Instruction Level: Intermediate
Keyword(s): Interbehaviorism, Philosophy, Radical Behaviorism
A Rejection of Ineffable Causalities
STAHELI MEYER (University of Nevada, Reno), Linda J. Parrott Hayes (University of Nevada, Reno)
Abstract: Causes are abundant in the principles and concepts of radical behaviorism. A cause in behaviorism would require separation between stimulation and responding and for one to be held as the cause of the other. Such a separation is problematic as the cause of the event is held to reside in the event itself. This concern is indicative of an inherent issue with the logical assumption of the science. Contextual Behavior Science has rested squarely upon the tenets of radical behaviorism, and thus subsumes the same issues. The question then arises as to whether these causalities are genuine appeals or residual linguistic artifacts? When viewed as archaic, causal constructs can be rejected at the postulational level and ways of speaking can be coherently and logically assembled within a comprehensive system. To this end, Interbehaviorism is offered as a possible philosophical system for reassembly and reconciliation. It is acknowledged that the inclusion of causal determiners is understandably prominent in the investigative and applied sub-domains. This is due in part to the specific aims of prediction and control, and the necessity to simplify happenings for analysis. Thus, the addition of permissible temporary violations to the postulates of Interbehaviorism, in service of the aims of the subdomains, are suggested and outlined. It is critical that findings from the investigative and applied subdomains be coherently reassembled with the postulates adopted from Interbehaviorism.

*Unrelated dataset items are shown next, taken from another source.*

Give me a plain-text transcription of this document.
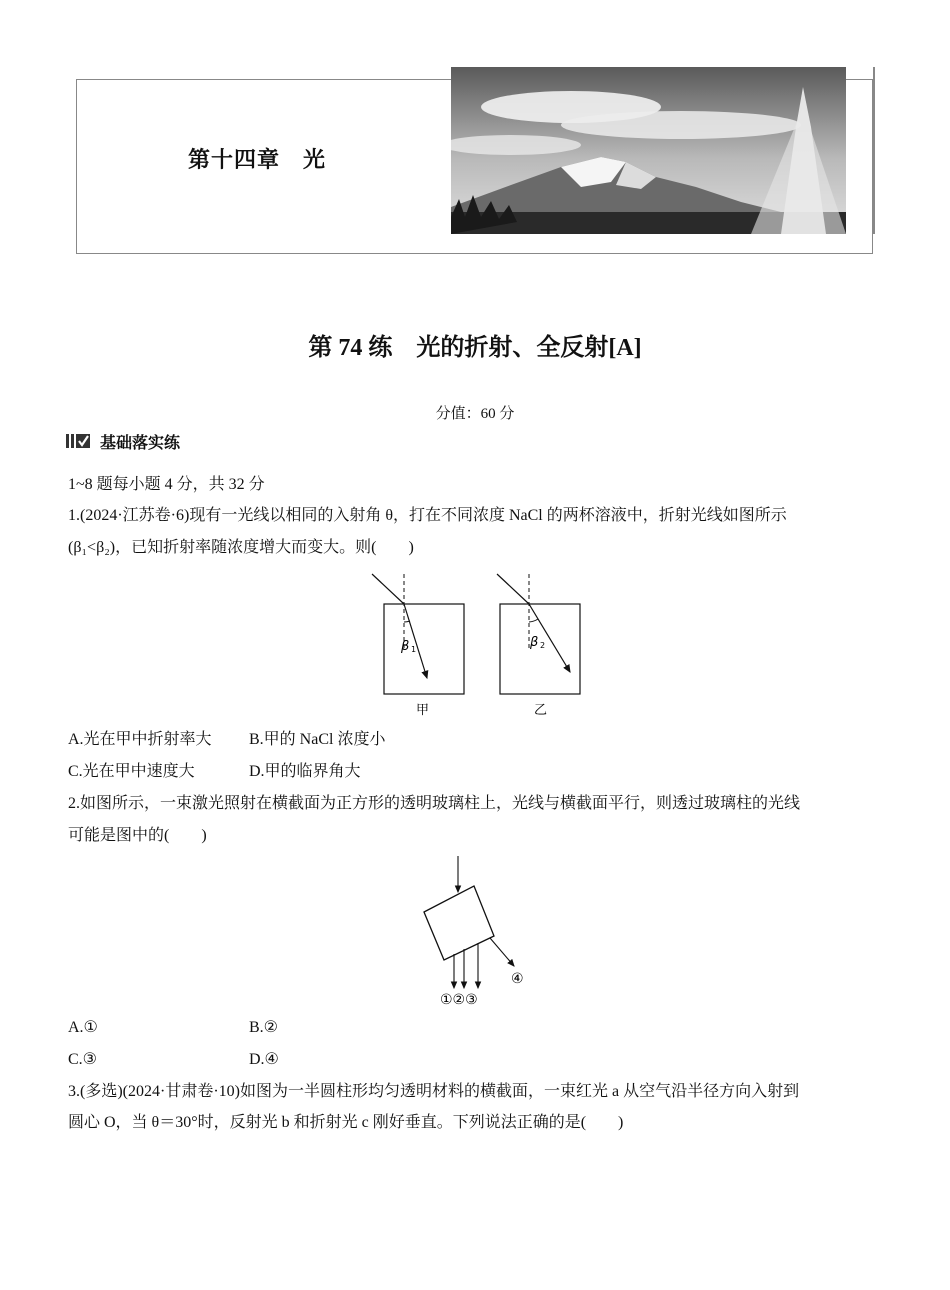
第十四章　光
第 74 练　光的折射、全反射[A]
分值：60 分
基础落实练
1~8 题每小题 4 分，共 32 分
1.(2024·江苏卷·6)现有一光线以相同的入射角 θ，打在不同浓度 NaCl 的两杯溶液中，折射光线如图所示
(β₁<β₂)，已知折射率随浓度增大而变大。则(　　)
β 1
甲
β 2
乙
A.光在甲中折射率大 B.甲的 NaCl 浓度小
C.光在甲中速度大	D.甲的临界角大
2.如图所示，一束激光照射在横截面为正方形的透明玻璃柱上，光线与横截面平行，则透过玻璃柱的光线
可能是图中的(　　)
①②③
④
A.①	B.②
C.③	D.④
3.(多选)(2024·甘肃卷·10)如图为一半圆柱形均匀透明材料的横截面，一束红光 a 从空气沿半径方向入射到
圆心 O，当 θ＝30°时，反射光 b 和折射光 c 刚好垂直。下列说法正确的是(　　)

Expanding the Goals of Behavior Analysis
KIAN ASSEMI (University of Nevada, Reno), Linda J. Parrott Hayes (University of Nevada, Reno)
Abstract: The goals of a scientific domain play a significant role in the trajectory of progress the domain will attain. With the goals of prediction and control, behavior analysis has emphasized empirical procedures using operational and predictive criteria. As a result, the goal of understanding has been neglected. Ironically, while the neglect of understanding in favor of prediction and control may seem to be a benefit to applied subsystems, it may result in the eventual stagnation of progress for both the basic and applied sides of behavior analysis. The neglect of understanding as a goal has set the context for confusions between constructs and events, a limited scope of psychological investigation, and appeals to causality based on events occurring in the future or past. Prediction and control are undeniably highly valuable goals, but they are insufficient for a comprehensive and natural science of behavior. Moreover, understanding plays an important role in the attainment of prediction and control. This presentation will make the case that embracing the goal of understanding will not only help behavior analysis progress as a natural science, but a more comprehensive version of prediction and control may be better demonstrated in the long term.